Notre passé de modèle extraordinaire de la démocratie ne fait plus recette.
Pendant que nous étions dans la démocratie, les autres étaient dans la dictature. Mais ces gens se sont réveillés et sont en train de nous damer le pion. Justement, c’est là qu’ il faut faire attention. Parce qu’il faut se dire que celui qui n’avance pas recule. Nous sommes en train de régresser, de stagner, de piétiner. Les autres avancent, c’est la raison pour laquelle cela se ressent dans notre classement.
On va aborder un autre volet. Si vous nous parlez un peu de votre reconversion. Comment le greffier de formation, que vous êtes ,est-il devenu journaliste ?

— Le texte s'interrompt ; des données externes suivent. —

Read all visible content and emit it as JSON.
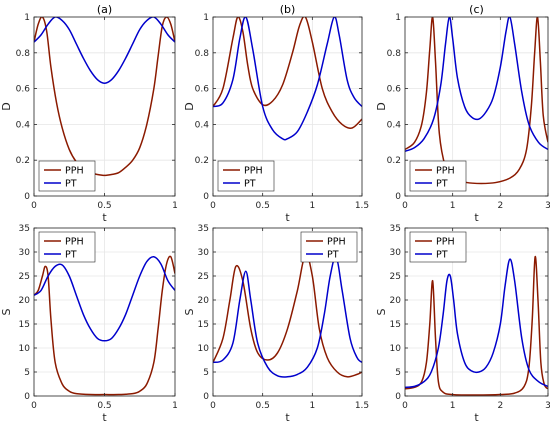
{
  "chart_data": [
    {
      "type": "line",
      "panel": "a-top",
      "title": "(a)",
      "xlabel": "t",
      "ylabel": "D",
      "xlim": [
        0,
        1
      ],
      "ylim": [
        0,
        1
      ],
      "xticks": [
        0,
        0.5,
        1
      ],
      "xtick_labels": [
        "0",
        "0.5",
        "1"
      ],
      "yticks": [
        0,
        0.2,
        0.4,
        0.6,
        0.8,
        1
      ],
      "ytick_labels": [
        "0",
        "0.2",
        "0.4",
        "0.6",
        "0.8",
        "1"
      ],
      "grid": true,
      "legend": "bottom-left",
      "series": [
        {
          "name": "PPH",
          "color": "#8b1a00",
          "x": [
            0,
            0.03,
            0.06,
            0.09,
            0.12,
            0.16,
            0.2,
            0.25,
            0.3,
            0.35,
            0.4,
            0.45,
            0.5,
            0.55,
            0.6,
            0.65,
            0.7,
            0.75,
            0.8,
            0.85,
            0.88,
            0.91,
            0.94,
            0.97,
            1
          ],
          "y": [
            0.86,
            0.96,
            1.0,
            0.92,
            0.72,
            0.52,
            0.38,
            0.26,
            0.19,
            0.15,
            0.13,
            0.12,
            0.115,
            0.12,
            0.13,
            0.16,
            0.2,
            0.27,
            0.4,
            0.6,
            0.78,
            0.95,
            1.0,
            0.96,
            0.86
          ]
        },
        {
          "name": "PT",
          "color": "#0000cc",
          "x": [
            0,
            0.05,
            0.1,
            0.15,
            0.2,
            0.25,
            0.3,
            0.35,
            0.4,
            0.45,
            0.5,
            0.55,
            0.6,
            0.65,
            0.7,
            0.75,
            0.8,
            0.85,
            0.9,
            0.95,
            1
          ],
          "y": [
            0.86,
            0.9,
            0.96,
            1.0,
            0.98,
            0.93,
            0.85,
            0.77,
            0.7,
            0.65,
            0.63,
            0.65,
            0.7,
            0.77,
            0.85,
            0.93,
            0.98,
            1.0,
            0.96,
            0.9,
            0.86
          ]
        }
      ]
    },
    {
      "type": "line",
      "panel": "b-top",
      "title": "(b)",
      "xlabel": "t",
      "ylabel": "D",
      "xlim": [
        0,
        1.5
      ],
      "ylim": [
        0,
        1
      ],
      "xticks": [
        0,
        0.5,
        1,
        1.5
      ],
      "xtick_labels": [
        "0",
        "0.5",
        "1",
        "1.5"
      ],
      "yticks": [
        0,
        0.2,
        0.4,
        0.6,
        0.8,
        1
      ],
      "ytick_labels": [
        "0",
        "0.2",
        "0.4",
        "0.6",
        "0.8",
        "1"
      ],
      "grid": true,
      "legend": "bottom-left",
      "series": [
        {
          "name": "PPH",
          "color": "#8b1a00",
          "x": [
            0,
            0.1,
            0.2,
            0.25,
            0.3,
            0.35,
            0.4,
            0.5,
            0.6,
            0.7,
            0.8,
            0.87,
            0.93,
            1.0,
            1.1,
            1.2,
            1.3,
            1.4,
            1.5
          ],
          "y": [
            0.5,
            0.6,
            0.88,
            1.0,
            0.92,
            0.73,
            0.6,
            0.51,
            0.53,
            0.62,
            0.8,
            0.95,
            1.0,
            0.86,
            0.6,
            0.47,
            0.4,
            0.38,
            0.43
          ]
        },
        {
          "name": "PT",
          "color": "#0000cc",
          "x": [
            0,
            0.1,
            0.2,
            0.27,
            0.33,
            0.4,
            0.5,
            0.6,
            0.7,
            0.75,
            0.85,
            0.95,
            1.05,
            1.15,
            1.22,
            1.27,
            1.35,
            1.42,
            1.5
          ],
          "y": [
            0.5,
            0.52,
            0.65,
            0.88,
            1.0,
            0.82,
            0.5,
            0.37,
            0.32,
            0.32,
            0.36,
            0.47,
            0.62,
            0.85,
            1.0,
            0.9,
            0.65,
            0.55,
            0.5
          ]
        }
      ]
    },
    {
      "type": "line",
      "panel": "c-top",
      "title": "(c)",
      "xlabel": "t",
      "ylabel": "D",
      "xlim": [
        0,
        3
      ],
      "ylim": [
        0,
        1
      ],
      "xticks": [
        0,
        1,
        2,
        3
      ],
      "xtick_labels": [
        "0",
        "1",
        "2",
        "3"
      ],
      "yticks": [
        0,
        0.2,
        0.4,
        0.6,
        0.8,
        1
      ],
      "ytick_labels": [
        "0",
        "0.2",
        "0.4",
        "0.6",
        "0.8",
        "1"
      ],
      "grid": true,
      "legend": "bottom-left",
      "series": [
        {
          "name": "PPH",
          "color": "#8b1a00",
          "x": [
            0,
            0.2,
            0.35,
            0.45,
            0.52,
            0.58,
            0.64,
            0.72,
            0.85,
            1.0,
            1.3,
            1.6,
            1.9,
            2.2,
            2.4,
            2.55,
            2.65,
            2.72,
            2.78,
            2.84,
            2.9,
            3.0
          ],
          "y": [
            0.26,
            0.3,
            0.4,
            0.58,
            0.82,
            1.0,
            0.75,
            0.35,
            0.16,
            0.1,
            0.075,
            0.07,
            0.075,
            0.1,
            0.15,
            0.26,
            0.5,
            0.8,
            1.0,
            0.75,
            0.45,
            0.3
          ]
        },
        {
          "name": "PT",
          "color": "#0000cc",
          "x": [
            0,
            0.2,
            0.4,
            0.6,
            0.75,
            0.85,
            0.93,
            1.0,
            1.1,
            1.25,
            1.4,
            1.55,
            1.7,
            1.85,
            2.0,
            2.12,
            2.2,
            2.3,
            2.45,
            2.6,
            2.8,
            3.0
          ],
          "y": [
            0.25,
            0.27,
            0.32,
            0.43,
            0.62,
            0.85,
            1.0,
            0.88,
            0.66,
            0.5,
            0.44,
            0.43,
            0.47,
            0.55,
            0.72,
            0.92,
            1.0,
            0.85,
            0.58,
            0.4,
            0.3,
            0.26
          ]
        }
      ]
    },
    {
      "type": "line",
      "panel": "a-bottom",
      "xlabel": "t",
      "ylabel": "S",
      "xlim": [
        0,
        1
      ],
      "ylim": [
        0,
        35
      ],
      "xticks": [
        0,
        0.5,
        1
      ],
      "xtick_labels": [
        "0",
        "0.5",
        "1"
      ],
      "yticks": [
        0,
        5,
        10,
        15,
        20,
        25,
        30,
        35
      ],
      "ytick_labels": [
        "0",
        "5",
        "10",
        "15",
        "20",
        "25",
        "30",
        "35"
      ],
      "grid": true,
      "legend": "top-left",
      "series": [
        {
          "name": "PPH",
          "color": "#8b1a00",
          "x": [
            0,
            0.03,
            0.06,
            0.08,
            0.1,
            0.12,
            0.15,
            0.2,
            0.25,
            0.3,
            0.4,
            0.5,
            0.6,
            0.7,
            0.75,
            0.8,
            0.85,
            0.88,
            0.91,
            0.94,
            0.97,
            1
          ],
          "y": [
            21,
            22,
            25,
            27,
            25,
            16,
            7,
            2.5,
            1,
            0.5,
            0.3,
            0.3,
            0.3,
            0.5,
            1,
            2.5,
            7,
            14,
            22,
            27.5,
            29,
            25.5
          ]
        },
        {
          "name": "PT",
          "color": "#0000cc",
          "x": [
            0,
            0.05,
            0.1,
            0.15,
            0.2,
            0.25,
            0.3,
            0.35,
            0.4,
            0.45,
            0.5,
            0.55,
            0.6,
            0.65,
            0.7,
            0.75,
            0.8,
            0.85,
            0.9,
            0.95,
            1
          ],
          "y": [
            21,
            22,
            25,
            27,
            27.3,
            25,
            21,
            17,
            14,
            12,
            11.5,
            12,
            14,
            17,
            21,
            25,
            28,
            29,
            27.5,
            24,
            22
          ]
        }
      ]
    },
    {
      "type": "line",
      "panel": "b-bottom",
      "xlabel": "t",
      "ylabel": "S",
      "xlim": [
        0,
        1.5
      ],
      "ylim": [
        0,
        35
      ],
      "xticks": [
        0,
        0.5,
        1,
        1.5
      ],
      "xtick_labels": [
        "0",
        "0.5",
        "1",
        "1.5"
      ],
      "yticks": [
        0,
        5,
        10,
        15,
        20,
        25,
        30,
        35
      ],
      "ytick_labels": [
        "0",
        "5",
        "10",
        "15",
        "20",
        "25",
        "30",
        "35"
      ],
      "grid": true,
      "legend": "top-right",
      "series": [
        {
          "name": "PPH",
          "color": "#8b1a00",
          "x": [
            0,
            0.1,
            0.17,
            0.23,
            0.3,
            0.38,
            0.45,
            0.55,
            0.65,
            0.75,
            0.85,
            0.93,
            1.0,
            1.07,
            1.15,
            1.25,
            1.35,
            1.45,
            1.5
          ],
          "y": [
            7,
            12,
            20,
            27,
            24,
            14,
            9,
            7.5,
            9,
            14,
            22,
            29.5,
            25,
            14,
            8,
            5,
            4,
            4.5,
            5
          ]
        },
        {
          "name": "PT",
          "color": "#0000cc",
          "x": [
            0,
            0.1,
            0.2,
            0.27,
            0.33,
            0.38,
            0.45,
            0.55,
            0.65,
            0.75,
            0.85,
            0.95,
            1.05,
            1.12,
            1.18,
            1.24,
            1.3,
            1.38,
            1.45,
            1.5
          ],
          "y": [
            7,
            7.5,
            11,
            20,
            26,
            20,
            11,
            6,
            4.2,
            4,
            4.5,
            6,
            10,
            17,
            25,
            29,
            22,
            12,
            8,
            7
          ]
        }
      ]
    },
    {
      "type": "line",
      "panel": "c-bottom",
      "xlabel": "t",
      "ylabel": "S",
      "xlim": [
        0,
        3
      ],
      "ylim": [
        0,
        35
      ],
      "xticks": [
        0,
        1,
        2,
        3
      ],
      "xtick_labels": [
        "0",
        "1",
        "2",
        "3"
      ],
      "yticks": [
        0,
        5,
        10,
        15,
        20,
        25,
        30,
        35
      ],
      "ytick_labels": [
        "0",
        "5",
        "10",
        "15",
        "20",
        "25",
        "30",
        "35"
      ],
      "grid": true,
      "legend": "top-left",
      "series": [
        {
          "name": "PPH",
          "color": "#8b1a00",
          "x": [
            0,
            0.2,
            0.35,
            0.45,
            0.52,
            0.58,
            0.64,
            0.7,
            0.8,
            1.0,
            1.5,
            2.0,
            2.3,
            2.5,
            2.6,
            2.67,
            2.73,
            2.79,
            2.85,
            2.92,
            3.0
          ],
          "y": [
            1.5,
            1.8,
            3,
            7,
            15,
            24,
            12,
            3,
            0.8,
            0.3,
            0.2,
            0.3,
            0.6,
            2,
            6,
            16,
            29,
            20,
            7,
            2.5,
            1.5
          ]
        },
        {
          "name": "PT",
          "color": "#0000cc",
          "x": [
            0,
            0.2,
            0.4,
            0.55,
            0.7,
            0.8,
            0.88,
            0.95,
            1.02,
            1.1,
            1.25,
            1.4,
            1.55,
            1.7,
            1.85,
            2.0,
            2.1,
            2.2,
            2.3,
            2.45,
            2.6,
            2.8,
            3.0
          ],
          "y": [
            1.8,
            2,
            3,
            5,
            10,
            17,
            24,
            25,
            20,
            13,
            7,
            5.2,
            5,
            6,
            9,
            15,
            23,
            28.5,
            24,
            12,
            5.5,
            3,
            2
          ]
        }
      ]
    }
  ]
}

C’est tout simple. Je n’ai pas fait de formation en journalisme. J’ai commencé ma vie active comme greffier. J’étais diplômé du Centre de Formation et de Perfectionnement administratifs (CFPA) option gestion judiciaire. J’ai été le major de ma promotion en 1985. Je dois vous dire, toute modestie à part, que j’ai été un sujet très brillant durant toutes mes études, des primaires aux études supérieures. J’ai toujours été le premier de ma classe. Malheureusement le destin a voulu que je sois issu d’une famille de paysans, une famille très modeste, qui n’avait pas les moyens de me permettre de poursuivre des études longues. J’ai dû les arrêter pour intégrer la fonction publique comme greffier. Il s’est trouvé par la suite que la situation de fonctionnaire de la justice comme greffier ne me convenait pas, parce que je ne gagnais pas suffisamment ma vie. J’ai profité du programme de départ volontaire pour démissionner en 1989 de mes fonctions de greffier. Je suis entré dans le privé puisque j’ai continué mes humanités en droit. J’ai commencé dans les Ong comme coordonnateur de programmes, ensuite j’ai intégré l’agence américaine Usaid. Je collaborais avec Walfadjri pendant que j’étais dans les Ong. Des amis en l’occurrence Tidiane Kassé, qui était le responsable de la rédaction de Walfadjri, avait apprécié les contributions que je faisais à l’époque. Il les avait trouvées intéressantes. Il avait pensé qu’en faisant des papiers sous forme de chronique judiciaire, je pourrais apporter quelque chose à son journal. C’est ainsi que j’ai commencé à travailler comme pigiste à Walfadjri. Je l’ai fait pendant neuf ans. Parallèlement, je travaillais dans les Ong. C’est comme ça que je suis venu dans le journalisme. Je signais sous un pseudonyme (Moussa Sarr, ndlr) que tout le monde connaissait. Et, j’ai fini par prendre goût à la chose.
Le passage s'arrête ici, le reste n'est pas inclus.